On appeal, Galileo argued that the hearing officer had got it wrong.  First, he had applied the incorrect legal standard to his assessment of the evidence in relation to genuine use by imposing a quantitative threshold rather than a qualitative one.  Secondly he shouldn't have partially revoked the trade marks since the pleaded attack on the marks extended only to the entire specification of goods, providing an inadequate opportunity to deal with the proposed limitations.

Floyd J allowed the appeal in part.  In his view

* It was common ground that "there was no qualitative quantitative threshold" that use had to satisfy before being taken into consideration when establishing genuine use of a trade mark. It was therefore for Galileo to establish that the hearing officer had imposed a quantitative threshold when evaluating the evidence of use. In this case it was plain that the officer had not.

* Nor was there any no basis on which to suggest that the hearing officer had applied any special standard of proof to his evaluation of the evidence: all he did was to make the best determination of what use had been made of the mark in the difficult circumstances presented by the manner in which Galileo's evidence had been prepared.

* An applicant for revocation who believes that a mark had not been used at all within the relevant period in relation to any of the goods or services for which it is registered is entitled to plead that case, following which it is for the proprietor to plead what use it had made of the mark. While the burden of proof and the obligation to plead facts were different things, the burden of proving use was on the proprietor. The battle between the parties in revocation proceedings would thus usually be over the categories of goods on which the proprietor claimed to have used the mark. If the claim to actual use covered anything less than the entire specification, the unused portion was vulnerable to revocation, as every proprietor had to appreciate.

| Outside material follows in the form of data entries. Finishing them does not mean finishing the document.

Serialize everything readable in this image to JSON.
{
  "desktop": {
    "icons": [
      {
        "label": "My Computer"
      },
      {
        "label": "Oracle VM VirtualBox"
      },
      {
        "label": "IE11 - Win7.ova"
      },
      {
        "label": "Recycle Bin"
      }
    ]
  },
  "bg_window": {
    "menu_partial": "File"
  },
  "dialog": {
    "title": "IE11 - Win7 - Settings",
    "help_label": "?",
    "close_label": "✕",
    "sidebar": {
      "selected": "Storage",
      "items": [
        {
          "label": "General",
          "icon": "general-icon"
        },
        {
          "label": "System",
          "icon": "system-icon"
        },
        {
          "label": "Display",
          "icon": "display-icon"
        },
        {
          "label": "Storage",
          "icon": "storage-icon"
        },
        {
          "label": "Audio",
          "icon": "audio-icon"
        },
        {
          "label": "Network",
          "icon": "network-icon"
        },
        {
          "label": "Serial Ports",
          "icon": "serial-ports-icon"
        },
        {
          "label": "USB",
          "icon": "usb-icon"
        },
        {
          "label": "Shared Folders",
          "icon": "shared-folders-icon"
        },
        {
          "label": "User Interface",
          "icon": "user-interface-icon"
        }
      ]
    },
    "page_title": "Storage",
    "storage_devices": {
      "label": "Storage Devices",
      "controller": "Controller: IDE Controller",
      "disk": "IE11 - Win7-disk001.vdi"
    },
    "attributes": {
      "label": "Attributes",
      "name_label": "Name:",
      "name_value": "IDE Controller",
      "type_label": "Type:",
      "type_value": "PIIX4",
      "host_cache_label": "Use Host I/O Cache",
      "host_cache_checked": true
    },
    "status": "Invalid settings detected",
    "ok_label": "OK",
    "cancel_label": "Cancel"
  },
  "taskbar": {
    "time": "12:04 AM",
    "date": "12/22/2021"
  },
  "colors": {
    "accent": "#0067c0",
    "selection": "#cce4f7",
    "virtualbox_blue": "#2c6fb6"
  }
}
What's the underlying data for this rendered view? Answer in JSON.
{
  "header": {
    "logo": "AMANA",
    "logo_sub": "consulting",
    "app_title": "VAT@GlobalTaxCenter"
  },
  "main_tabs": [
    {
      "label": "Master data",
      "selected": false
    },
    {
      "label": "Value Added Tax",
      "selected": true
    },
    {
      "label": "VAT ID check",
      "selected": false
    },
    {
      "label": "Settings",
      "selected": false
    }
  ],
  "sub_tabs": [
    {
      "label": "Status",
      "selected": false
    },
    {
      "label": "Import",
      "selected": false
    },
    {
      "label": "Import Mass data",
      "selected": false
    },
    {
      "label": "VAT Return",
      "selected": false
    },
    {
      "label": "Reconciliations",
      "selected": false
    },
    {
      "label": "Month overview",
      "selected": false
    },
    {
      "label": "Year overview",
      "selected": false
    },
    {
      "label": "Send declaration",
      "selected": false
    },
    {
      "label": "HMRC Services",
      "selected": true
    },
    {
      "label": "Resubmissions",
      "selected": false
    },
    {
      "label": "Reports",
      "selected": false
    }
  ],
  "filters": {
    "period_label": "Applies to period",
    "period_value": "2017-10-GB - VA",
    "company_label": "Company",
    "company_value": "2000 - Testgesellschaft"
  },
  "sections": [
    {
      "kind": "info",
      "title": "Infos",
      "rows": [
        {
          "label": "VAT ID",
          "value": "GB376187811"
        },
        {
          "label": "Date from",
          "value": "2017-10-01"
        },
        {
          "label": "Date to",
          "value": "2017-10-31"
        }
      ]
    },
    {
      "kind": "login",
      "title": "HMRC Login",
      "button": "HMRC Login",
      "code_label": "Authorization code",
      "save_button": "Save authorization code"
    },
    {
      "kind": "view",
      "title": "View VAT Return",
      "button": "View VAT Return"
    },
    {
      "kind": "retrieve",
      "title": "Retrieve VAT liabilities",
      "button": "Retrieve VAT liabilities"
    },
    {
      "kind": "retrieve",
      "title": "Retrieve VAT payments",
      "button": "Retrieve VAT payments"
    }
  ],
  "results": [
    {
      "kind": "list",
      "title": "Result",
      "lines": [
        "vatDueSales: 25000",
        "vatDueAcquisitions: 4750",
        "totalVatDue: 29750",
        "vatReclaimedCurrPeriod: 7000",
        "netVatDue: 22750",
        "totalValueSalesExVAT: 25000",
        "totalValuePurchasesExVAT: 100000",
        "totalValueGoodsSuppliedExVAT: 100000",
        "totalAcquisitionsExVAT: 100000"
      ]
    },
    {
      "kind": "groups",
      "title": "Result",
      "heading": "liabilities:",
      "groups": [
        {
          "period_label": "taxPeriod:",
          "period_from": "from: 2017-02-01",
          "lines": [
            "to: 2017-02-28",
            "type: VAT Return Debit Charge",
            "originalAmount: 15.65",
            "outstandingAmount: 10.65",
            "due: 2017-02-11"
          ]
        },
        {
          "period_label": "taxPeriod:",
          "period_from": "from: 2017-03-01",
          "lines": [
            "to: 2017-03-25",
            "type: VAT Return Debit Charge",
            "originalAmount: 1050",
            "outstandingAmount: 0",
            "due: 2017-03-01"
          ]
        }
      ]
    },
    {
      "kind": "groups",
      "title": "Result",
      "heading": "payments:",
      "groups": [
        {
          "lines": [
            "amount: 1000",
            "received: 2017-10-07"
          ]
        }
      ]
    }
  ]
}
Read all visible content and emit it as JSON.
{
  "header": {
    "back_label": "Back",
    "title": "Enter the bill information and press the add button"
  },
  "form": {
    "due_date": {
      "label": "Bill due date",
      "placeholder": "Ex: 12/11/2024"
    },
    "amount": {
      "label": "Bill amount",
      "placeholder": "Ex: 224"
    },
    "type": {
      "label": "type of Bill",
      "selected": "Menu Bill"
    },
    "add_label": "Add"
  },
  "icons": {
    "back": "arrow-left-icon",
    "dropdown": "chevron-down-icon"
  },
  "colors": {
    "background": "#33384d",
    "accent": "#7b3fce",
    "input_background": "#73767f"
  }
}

* A proprietor faced with an unrestricted application for revocation could not seriously claim to be taken by surprise by the suggestion that if it failed to prove use across the entire specification of goods, its mark would be revoked in respect of those goods for which use was not shown.

* On the other hand, procedural fairness had to be ensured in all proceedings, particularly where a hearing officer "ventilates possible restrictions to a specification at a hearing which had not previously been addressed in writing".

* A party who was faced with a restriction which took it by surprise -- or which it considered required further evidence which could not otherwise have been anticipated as being necessary -- needed time to ensure that an adequate opportunity was provided to deal with it.

* In this case the hearing officer had not excluded the possibility of further evidence being adduced or of a widening of the specification. It would accordingly have been open to Galileo to make submissions to the hearing officer about the width of the restrictions, even though the officer would not have been bound to accept them.

* Galileo's appeal would be dismissed except for one small triumph, where it was agreed that the words "consultancy in the field of computer hardware" could be included in the formula for the specification in Class 42 of the following  services: “rental of computer hardware, rental and leasing of computer software, installation, maintenance and updating of computer software; consultancy in the field of computer hardware; all for use in relation to travel and accommodation reservations".

The IPKat senses that Mr Justice Floyd was somewhat disappointed that the status of the European Union as a litigant in these proceedings was not challenged, or at least discussed: "No point is taken about the identity of this somewhat unusual party", he said at para.3 of his decision, which rather suggests that someone should make the effort to do just that whenever the European Union is next a litigant in his court.  Merpel is still trying to decide why the judge used the unusual term "ventilate"; still, she muses, it's better for a hearing officer to ventilate an issue than to give himself airs ...

The Kats agree that the word "ventilate" is actually a contraction of "venti" and "latte", which means that a nice fresh coffee is called for.